This document defines what makes an artifact recognizably Shipwright. Quality is necessary, but signature consistency is what makes outputs distinctive and trustworthy at scale.
Every Shipwright artifact should be:
- Structured - predictable sections in a fixed order
- Decisive - explicit recommendation and trade-off, not just analysis
- Grounded - claims tied to specific evidence or marked as unknown
- Actionable - every next step has owner + date
- Auditable - clear pass/fail criteria via
evals/pass-fail.md
For core artifacts (PRD, Strategy, Design Review, A/B Analysis), follow this section order:
## Context## Analysis## Decision Frame## Risks and Open Questions## Action Plan
Each section can contain artifact-specific sub-sections, but this top-level structure should remain stable.

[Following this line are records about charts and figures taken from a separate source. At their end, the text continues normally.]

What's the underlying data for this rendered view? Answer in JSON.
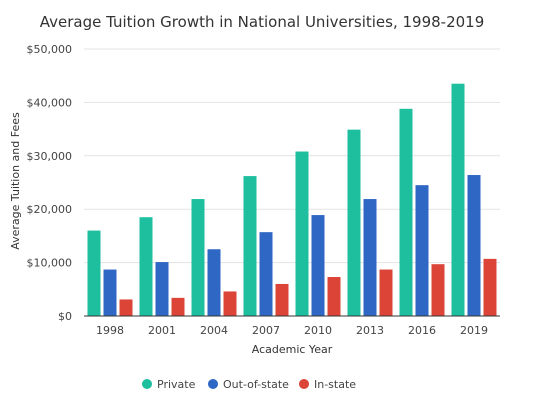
{
  "chart_data": {
    "type": "bar",
    "title": "Average Tuition Growth in National Universities, 1998-2019",
    "xlabel": "Academic Year",
    "ylabel": "Average Tuition and Fees",
    "categories": [
      "1998",
      "2001",
      "2004",
      "2007",
      "2010",
      "2013",
      "2016",
      "2019"
    ],
    "ylim": [
      0,
      50000
    ],
    "yticks": [
      {
        "value": 0,
        "label": "$0"
      },
      {
        "value": 10000,
        "label": "$10,000"
      },
      {
        "value": 20000,
        "label": "$20,000"
      },
      {
        "value": 30000,
        "label": "$30,000"
      },
      {
        "value": 40000,
        "label": "$40,000"
      },
      {
        "value": 50000,
        "label": "$50,000"
      }
    ],
    "grid": true,
    "legend_position": "bottom",
    "series": [
      {
        "name": "Private",
        "color": "#1dbf9f",
        "values": [
          16000,
          18500,
          21900,
          26200,
          30800,
          34900,
          38800,
          43500
        ]
      },
      {
        "name": "Out-of-state",
        "color": "#2f67c4",
        "values": [
          8700,
          10100,
          12500,
          15700,
          18900,
          21900,
          24500,
          26400
        ]
      },
      {
        "name": "In-state",
        "color": "#db4437",
        "values": [
          3100,
          3400,
          4600,
          6000,
          7300,
          8700,
          9700,
          10700
        ]
      }
    ]
  }
}
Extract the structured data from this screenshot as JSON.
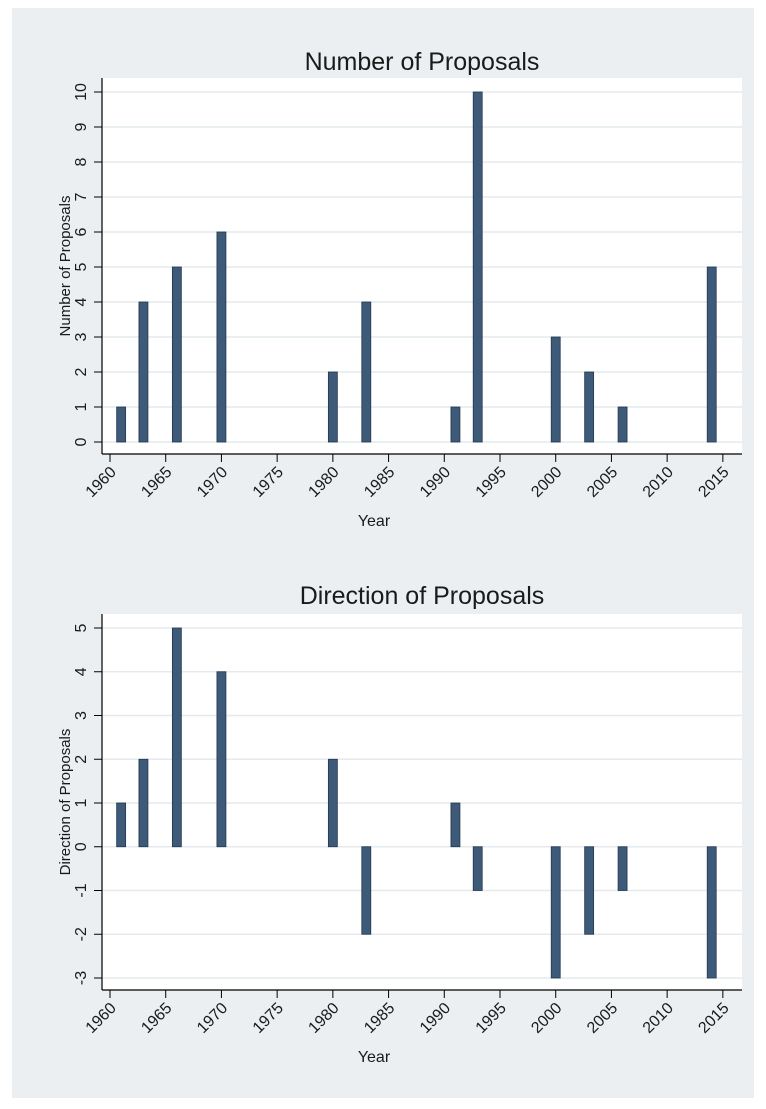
{
  "chart_data": [
    {
      "type": "bar",
      "title": "Number of Proposals",
      "xlabel": "Year",
      "ylabel": "Number of Proposals",
      "xlim": [
        1960,
        2016
      ],
      "ylim": [
        0,
        10
      ],
      "xticks": [
        "1960",
        "1965",
        "1970",
        "1975",
        "1980",
        "1985",
        "1990",
        "1995",
        "2000",
        "2005",
        "2010",
        "2015"
      ],
      "yticks": [
        "0",
        "1",
        "2",
        "3",
        "4",
        "5",
        "6",
        "7",
        "8",
        "9",
        "10"
      ],
      "grid": true,
      "x": [
        1961,
        1963,
        1966,
        1970,
        1980,
        1983,
        1991,
        1993,
        2000,
        2003,
        2006,
        2014
      ],
      "values": [
        1,
        4,
        5,
        6,
        2,
        4,
        1,
        10,
        3,
        2,
        1,
        5
      ],
      "bar_color": "#3d5a78"
    },
    {
      "type": "bar",
      "title": "Direction of Proposals",
      "xlabel": "Year",
      "ylabel": "Direction of Proposals",
      "xlim": [
        1960,
        2016
      ],
      "ylim": [
        -3,
        5
      ],
      "xticks": [
        "1960",
        "1965",
        "1970",
        "1975",
        "1980",
        "1985",
        "1990",
        "1995",
        "2000",
        "2005",
        "2010",
        "2015"
      ],
      "yticks": [
        "-3",
        "-2",
        "-1",
        "0",
        "1",
        "2",
        "3",
        "4",
        "5"
      ],
      "grid": true,
      "x": [
        1961,
        1963,
        1966,
        1970,
        1980,
        1983,
        1991,
        1993,
        2000,
        2003,
        2006,
        2014
      ],
      "values": [
        1,
        2,
        5,
        4,
        2,
        -2,
        1,
        -1,
        -3,
        -2,
        -1,
        -3
      ],
      "bar_color": "#3d5a78"
    }
  ],
  "colors": {
    "outer_background": "#ebeff2",
    "plot_background": "#ffffff",
    "grid": "#e4eaee",
    "axis": "#000000",
    "bar": "#3d5a78",
    "bar_outline": "#243850"
  }
}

Every skill (skills/**/SKILL.md) must include these sections in order:
- Frontmatter, name, description, category,
default_depth: standard - Description, what the skill does
- When to Use, specific trigger scenarios
- Depth, Light / Standard / Deep scope table with omit rules
- Framework, core teaching material with steps and templates
- Minimum Evidence Bar, required inputs, acceptable evidence, insufficient-evidence declaration with fallback behavior, hypothesis vs. finding distinctions
- Output Format, numbered artifact list + Shipwright Signature closing
- Common Mistakes to Avoid, anti-patterns
- Weak vs. Strong Output, one micro-example showing bad vs. good output
The Depth section governs proportionality: not every problem needs every section. The Minimum Evidence Bar governs rigor: outputs must declare what counts as evidence and when evidence is insufficient, and must specify a deterministic fallback: either produce a partial artifact with unanswered fields marked [TBD, requires: specific evidence], or stop and recommend a prerequisite skill. The Weak vs. Strong Output section reduces ambiguity by showing concrete examples.

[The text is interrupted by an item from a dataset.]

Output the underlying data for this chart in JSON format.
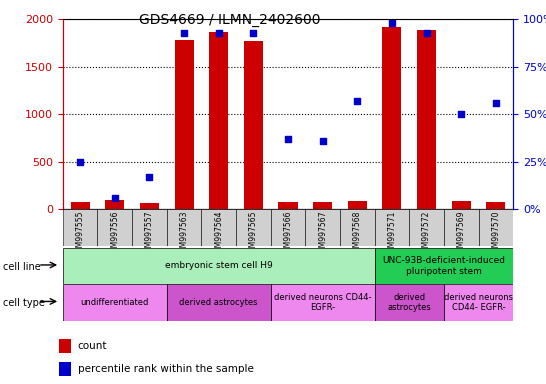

Every core artifact must include this block verbatim:
## Decision Frame
- **Recommendation:** [one clear decision]
- **Trade-off:** [what we gain vs. what we give up]
- **Confidence:** [High / Medium / Low] - [why]
- **Owner:** [role or name]
- **Decision Date:** [YYYY-MM-DD]
- **Revisit Trigger:** [specific condition that would change this decision]If any line is missing, the artifact is not ship-ready.
Every skill output must close with four signature elements, numbered as a continuation of the skill's Output Format list:
- Decision Frame, Recommendation (or primary finding for discovery skills), trade-off, confidence with evidence quality, owner, decision date, revisit trigger
- Unknowns & Evidence Gaps, What we don't know and what evidence would resolve it
- Pass/Fail Readiness, Binary conditions for artifact completeness (skill-specific)
- Recommended Next Artifact, Which Shipwright skill to run next and why
The four elements are structurally invariant, every output includes all four. But the wording must not feel copy-pasted across skills. Vary phrasing, specificity, and emphasis to match the skill's domain. The structure is the signature; formulaic language undermines it.
Pass/Fail Readiness conditions must account for the Depth setting. If a skill's Light depth explicitly permits fewer sections or lighter criteria (e.g., 2 acceptance criteria instead of 3), the Pass/Fail gate must not fail a Light-mode output for meeting Light-mode rules. Write gates as: "PASS if [standard criteria]; at Light depth, PASS if [lighter criteria]."
Skills in discovery and customer-intelligence categories frame implications and options but do not prescribe product actions. Their Decision Frame states a primary finding or framed options, not a directive. Downstream recommendation belongs to strategy, execution, planning, and gtm skills.
Skills in all other categories may recommend specific actions.
This boundary is repo-wide. Individual skills should not override it.
- Use direct language: prefer "We will" over "We should consider"
- Use asymmetric conclusions: avoid false balance
- Use numeric specificity where possible: baselines, targets, dates
- Mark unknowns explicitly: "No data available" is better than invented certainty
- Keep sections concise: avoid long narrative without decisions
- Every material claim must be either:
- Evidenced (data source, metric, transcript, ticket volume), or
- Assumption (explicitly marked as such)
- Do not blend assumptions and facts in the same sentence.
- Avoid template filler that could apply to any product.
The following patterns indicate non-signature output:
- Generic section names with no decision framing
- Perfectly symmetrical frameworks (e.g., 4 SWOT items per quadrant by default)
- Recommendations without owner/date
- Metrics without baseline/target/timeframe
- "Balanced" conclusions that avoid commitment
Use evals/pass-fail.md for binary gating and evals/*.md for scoring depth.
- Pass/fail first to block weak artifacts
- Rubric score second to improve strong artifacts
A high-scoring artifact without signature structure is still non-compliant.